Utils#

gordo.server.utils.check_metadata_file(directory: str, name: str)[source]#

Checking if the directory with metadata exists since it might be deleted through DELETE endpoint

gordo.server.utils.dataframe_from_dict(data: dict) DataFrame[source]#

The inverse procedure done by multi_lvl_column_dataframe_from_dict() Reconstructed a MultiIndex column dataframe from a previously serialized one.

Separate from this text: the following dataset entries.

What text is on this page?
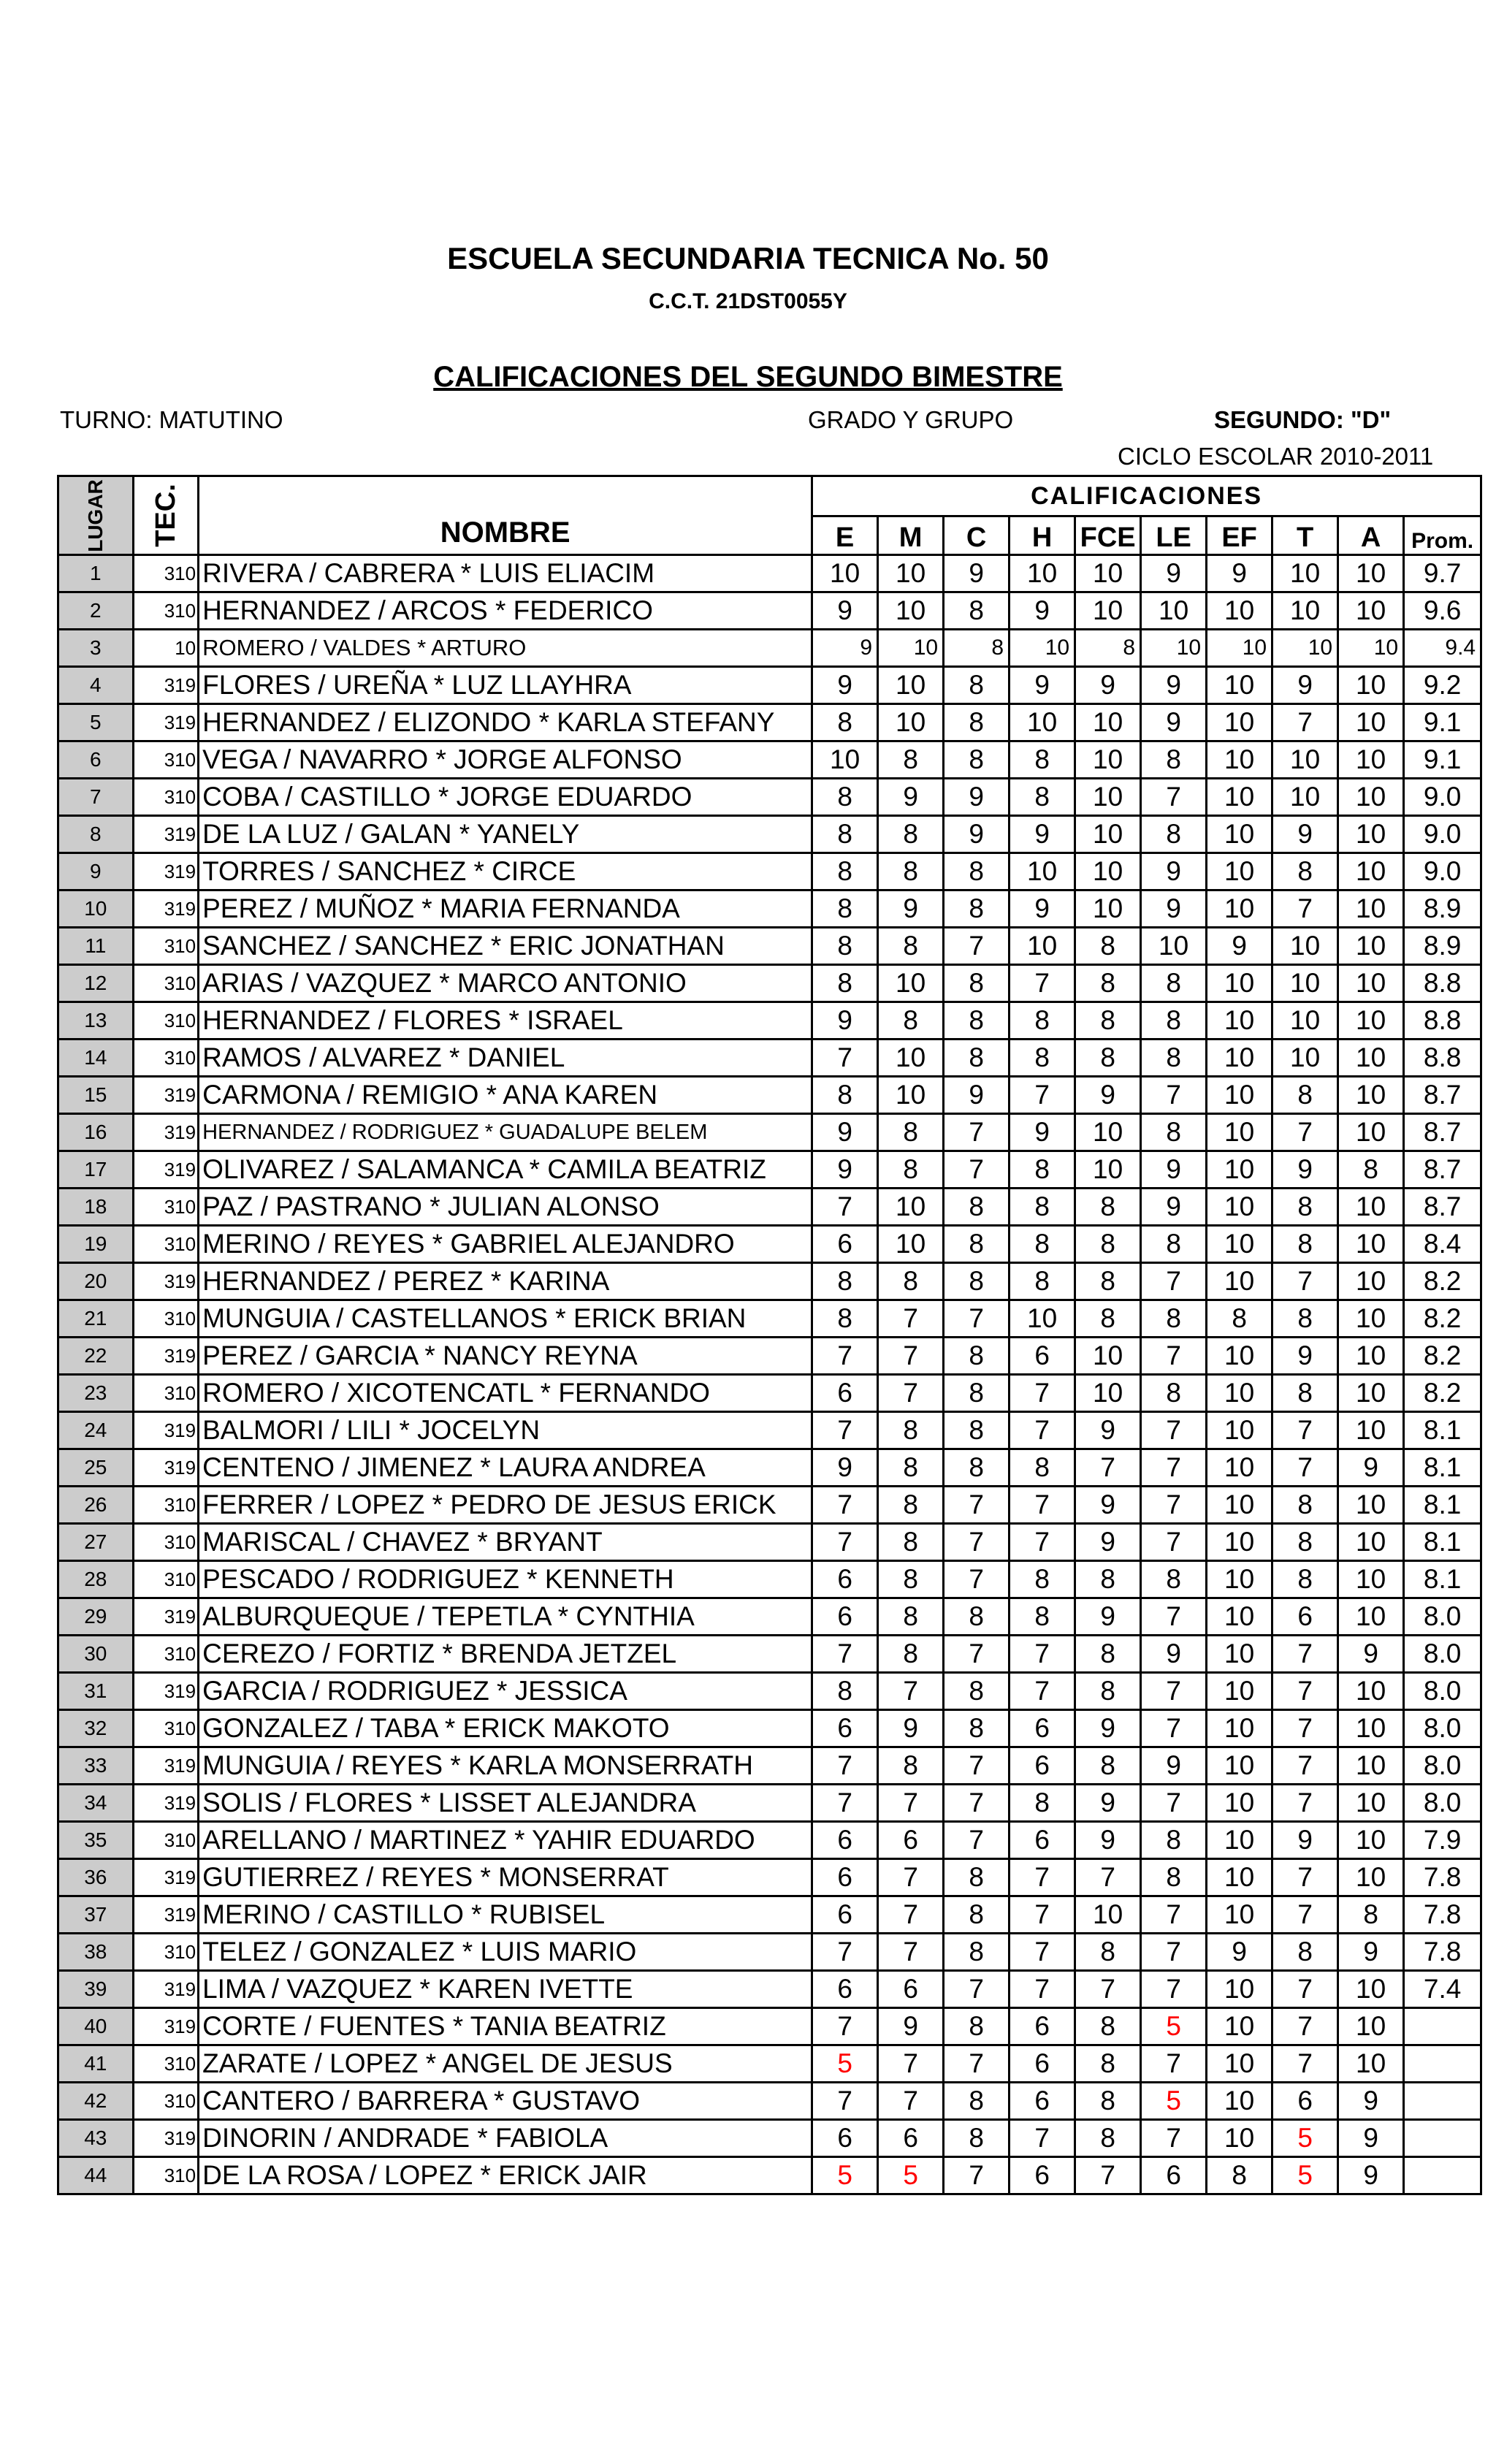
ESCUELA SECUNDARIA TECNICA No. 50
C.C.T. 21DST0055Y
CALIFICACIONES DEL SEGUNDO BIMESTRE
TURNO: MATUTINO	GRADO Y GRUPO	SEGUNDO: "D"
CICLO ESCOLAR 2010-2011
LUGAR	TEC.	NOMBRE	CALIFICACIONES									
			E	M	C	H	FCE	LE	EF	T	A	Prom.
1	310	RIVERA / CABRERA * LUIS ELIACIM	10	10	9	10	10	9	9	10	10	9.7
2	310	HERNANDEZ / ARCOS * FEDERICO	9	10	8	9	10	10	10	10	10	9.6
3	10	ROMERO / VALDES * ARTURO	9	10	8	10	8	10	10	10	10	9.4
4	319	FLORES / UREÑA * LUZ LLAYHRA	9	10	8	9	9	9	10	9	10	9.2
5	319	HERNANDEZ / ELIZONDO * KARLA STEFANY	8	10	8	10	10	9	10	7	10	9.1
6	310	VEGA / NAVARRO * JORGE ALFONSO	10	8	8	8	10	8	10	10	10	9.1
7	310	COBA / CASTILLO * JORGE EDUARDO	8	9	9	8	10	7	10	10	10	9.0
8	319	DE LA LUZ / GALAN * YANELY	8	8	9	9	10	8	10	9	10	9.0
9	319	TORRES / SANCHEZ * CIRCE	8	8	8	10	10	9	10	8	10	9.0
10	319	PEREZ / MUÑOZ * MARIA FERNANDA	8	9	8	9	10	9	10	7	10	8.9
11	310	SANCHEZ / SANCHEZ * ERIC JONATHAN	8	8	7	10	8	10	9	10	10	8.9
12	310	ARIAS / VAZQUEZ * MARCO ANTONIO	8	10	8	7	8	8	10	10	10	8.8
13	310	HERNANDEZ / FLORES * ISRAEL	9	8	8	8	8	8	10	10	10	8.8
14	310	RAMOS / ALVAREZ * DANIEL	7	10	8	8	8	8	10	10	10	8.8
15	319	CARMONA / REMIGIO * ANA KAREN	8	10	9	7	9	7	10	8	10	8.7
16	319	HERNANDEZ / RODRIGUEZ * GUADALUPE BELEM	9	8	7	9	10	8	10	7	10	8.7
17	319	OLIVAREZ / SALAMANCA * CAMILA BEATRIZ	9	8	7	8	10	9	10	9	8	8.7
18	310	PAZ / PASTRANO * JULIAN ALONSO	7	10	8	8	8	9	10	8	10	8.7
19	310	MERINO / REYES * GABRIEL ALEJANDRO	6	10	8	8	8	8	10	8	10	8.4
20	319	HERNANDEZ / PEREZ * KARINA	8	8	8	8	8	7	10	7	10	8.2
21	310	MUNGUIA / CASTELLANOS * ERICK BRIAN	8	7	7	10	8	8	8	8	10	8.2
22	319	PEREZ / GARCIA * NANCY REYNA	7	7	8	6	10	7	10	9	10	8.2
23	310	ROMERO / XICOTENCATL * FERNANDO	6	7	8	7	10	8	10	8	10	8.2
24	319	BALMORI / LILI * JOCELYN	7	8	8	7	9	7	10	7	10	8.1
25	319	CENTENO / JIMENEZ * LAURA ANDREA	9	8	8	8	7	7	10	7	9	8.1
26	310	FERRER / LOPEZ * PEDRO DE JESUS ERICK	7	8	7	7	9	7	10	8	10	8.1
27	310	MARISCAL / CHAVEZ * BRYANT	7	8	7	7	9	7	10	8	10	8.1
28	310	PESCADO / RODRIGUEZ * KENNETH	6	8	7	8	8	8	10	8	10	8.1
29	319	ALBURQUEQUE / TEPETLA * CYNTHIA	6	8	8	8	9	7	10	6	10	8.0
30	310	CEREZO / FORTIZ * BRENDA JETZEL	7	8	7	7	8	9	10	7	9	8.0
31	319	GARCIA / RODRIGUEZ * JESSICA	8	7	8	7	8	7	10	7	10	8.0
32	310	GONZALEZ / TABA * ERICK MAKOTO	6	9	8	6	9	7	10	7	10	8.0
33	319	MUNGUIA / REYES * KARLA MONSERRATH	7	8	7	6	8	9	10	7	10	8.0
34	319	SOLIS / FLORES * LISSET ALEJANDRA	7	7	7	8	9	7	10	7	10	8.0
35	310	ARELLANO / MARTINEZ * YAHIR EDUARDO	6	6	7	6	9	8	10	9	10	7.9
36	319	GUTIERREZ / REYES * MONSERRAT	6	7	8	7	7	8	10	7	10	7.8
37	319	MERINO / CASTILLO * RUBISEL	6	7	8	7	10	7	10	7	8	7.8
38	310	TELEZ / GONZALEZ * LUIS MARIO	7	7	8	7	8	7	9	8	9	7.8
39	319	LIMA / VAZQUEZ * KAREN IVETTE	6	6	7	7	7	7	10	7	10	7.4
40	319	CORTE / FUENTES * TANIA BEATRIZ	7	9	8	6	8	5	10	7	10	
41	310	ZARATE / LOPEZ * ANGEL DE JESUS	5	7	7	6	8	7	10	7	10	
42	310	CANTERO / BARRERA * GUSTAVO	7	7	8	6	8	5	10	6	9	
43	319	DINORIN / ANDRADE * FABIOLA	6	6	8	7	8	7	10	5	9	
44	310	DE LA ROSA / LOPEZ * ERICK JAIR	5	5	7	6	7	6	8	5	9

Expects data to be a nested dictionary where each top level key has a value capable of being loaded from pandas.core.DataFrame.from_dict()

Parameters:

data – Data to be loaded into a MultiIndex column dataframe

Return type:

MultiIndex column dataframe.

Examples

>>> serialized = {
... 'feature0': {'sub-feature-0': {'2019-01-01': 0, '2019-02-01': 4},
...              'sub-feature-1': {'2019-01-01': 1, '2019-02-01': 5}},
... 'feature1': {'sub-feature-0': {'2019-01-01': 2, '2019-02-01': 6},
...              'sub-feature-1': {'2019-01-01': 3, '2019-02-01': 7}}
... }
>>> dataframe_from_dict(serialized)  
                feature0                    feature1
       sub-feature-0 sub-feature-1 sub-feature-0 sub-feature-1
2019-01-01             0             1             2             3
2019-02-01             4             5             6             7
gordo.server.utils.dataframe_from_parquet_bytes(buf: bytes) DataFrame[source]#

Convert bytes representing a parquet table into a pandas dataframe.

Parameters:

buf – Bytes representing a parquet table. Can be the direct result from func::gordo.server.utils.dataframe_into_parquet_bytes

gordo.server.utils.dataframe_into_parquet_bytes(df: DataFrame, compression: str = 'snappy') bytes[source]#

Convert a dataframe into bytes representing a parquet table.

Parameters:
  • df – DataFrame to be compressed

  • compression – Compression to use, passed to pyarrow.parquet.write_table()

gordo.server.utils.dataframe_to_dict(df: DataFrame) dict[source]#

Convert a dataframe can have a pandas.MultiIndex as columns into a dict where each key is the top level column name, and the value is the array of columns under the top level name. If it’s a simple dataframe, pandas.core.DataFrame.to_dict() will be used.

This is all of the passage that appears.